«La nostra carovana umanitaria è ancora bloccata. Domani alle 17,30 saremo in piazza De Ferrari: il massacro di Gaza deve finire», dice al manifesto Stefano Rebora, presidente dell’associazione genovese Music for peace-Creativi della notte. Dopo il presidio e il corteo con le comunità arabe, a Piazza Caricamennto l’associazione aprirà le porte del Solidarbus. «All’interno di un vecchio autobus recuperato – spiega Rebora – è visibile una mostra itinerante che documenta il prezzo pagato dai palestinesi nel corso degli attacchi israeliani: dal massacro del campo profughi di Jenin all’operazione Piombo fuso ad oggi. Altre immagini spiegano le nostre missioni. Dal palco interno lanceremo un’ulteriore campagna di raccolta medicinali con scadenza a partire da ottobre 2015. Abbiamo portato a destinazione 5 carovane umanitarie. Dal 23 giugno ne abbiamo un’altra pronta a partire per Gaza, ma è ancora ferma a Genova».

Cosa sta succedendo?

Abbiamo raccolto centinaia di tonnellate di aiuti umanitari destinati alla popolazione civile della Striscia di Gaza: due ambulanze, sei container di medicinali, apparecchiature mediche, attrezzature per disabili, alimenti per i bambini. Ora alla nostra segreteria si susseguono le telefonate di richieste urgenti da parte degli ospedali . Ma i permessi per partire non arrivano, nonostante le promesse del nostro ministero degli Esteri: non possiamo arrivare nella Striscia di Gaza, né dal lato egiziano, né da quello israeliano. Ci dicono di andare al porto di Ashdod, ma non possiamo farlo senza garanzie. Abbiamo già fatto esperienza di come agiscono gli israeliani. Durante Piombo fuso siamo stati bloccati per 31 giorni. Israele pretende pacchi di misure particolari e sostiene da avere lo scanner per i controlli solo a Ashdod. Ma lì le cose possono durare mesi: il tempo di far scadere medicinali e alimenti.
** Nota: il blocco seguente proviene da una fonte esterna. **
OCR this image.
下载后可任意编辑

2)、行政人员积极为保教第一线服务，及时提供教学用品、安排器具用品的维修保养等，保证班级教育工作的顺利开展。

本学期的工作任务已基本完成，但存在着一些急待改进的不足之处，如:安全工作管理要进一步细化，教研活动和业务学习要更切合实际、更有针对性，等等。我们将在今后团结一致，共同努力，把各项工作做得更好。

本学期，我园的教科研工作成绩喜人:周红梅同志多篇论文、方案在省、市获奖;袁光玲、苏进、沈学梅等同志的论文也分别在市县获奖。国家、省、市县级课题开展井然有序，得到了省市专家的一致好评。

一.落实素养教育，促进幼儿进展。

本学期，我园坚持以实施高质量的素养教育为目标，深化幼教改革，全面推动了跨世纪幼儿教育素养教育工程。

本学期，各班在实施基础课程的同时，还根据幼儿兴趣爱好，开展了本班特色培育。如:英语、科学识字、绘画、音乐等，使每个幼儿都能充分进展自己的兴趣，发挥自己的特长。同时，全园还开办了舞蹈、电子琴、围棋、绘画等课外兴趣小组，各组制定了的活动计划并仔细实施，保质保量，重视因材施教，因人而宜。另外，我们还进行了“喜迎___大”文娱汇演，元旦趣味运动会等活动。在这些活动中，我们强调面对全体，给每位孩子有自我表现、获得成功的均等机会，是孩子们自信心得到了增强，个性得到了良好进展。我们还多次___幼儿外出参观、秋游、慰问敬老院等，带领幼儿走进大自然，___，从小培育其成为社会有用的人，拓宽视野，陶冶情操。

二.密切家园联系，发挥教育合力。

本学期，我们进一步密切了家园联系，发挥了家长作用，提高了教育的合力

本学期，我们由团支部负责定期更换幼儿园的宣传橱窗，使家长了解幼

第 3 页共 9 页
E siamo in estate. Quanto tempo potranno resistere sotto il sole i container? Music for Peace chiede che vengano rispettate la Quarta Convenzione di Ginevra e il Primo Protocollo Addizionale, secondo il quale la popolazione civile ha diritto all’assistenza, vi è l’obbligo di facilitare il rapido e non limitato passaggio di tutti i convogli umanitari e il personale di soccorso dev’essere rispettato e protetto. Qualora avessimo la possibilità di partire, il materiale che non dovesse giungere in tempo sarà portato a destinazione nella carovana successiva.

Come funziona la raccolta?

Noi non chiediamo soldi, né rimborsi milionari per progetti improbabili. Con le Ong si vede di tutto. Pensa che Oxfam ha preso fondi per insegnare ai palestinesi come allevare montoni: un’attività che praticano da secoli. Da noi, le persone arrivano con il loro sacchettino di medicinali, alimenti, giochi, grucce. La raccolta culmina con un Festival basato sull’idea che la solidarietà è dalla gente alla gente. Dagli ospedali che hanno rinnovato le attrezzature abbiamo ricevuto macchine per radiologia, sale operatorie… Ad alcune ditte specializzate abbiamo chiesto gratuitamente la supervisione. Abbiamo anche organizzato un progetto educativo che ha coinvolto 20.000 studenti provenienti da tutta Italia, ma senza rimborsi viaggi: ognuno provvedeva da sé, noi abbiamo offerto solo il cibo. E quando portiamo il materiale lo diffondiamo su tutto il territorio, badando anche lì a contenere le spese del viaggio: non serve mandare eserciti di volontari, per essere efficace, l’impegno principale deve svolgersi soprattutto in Italia.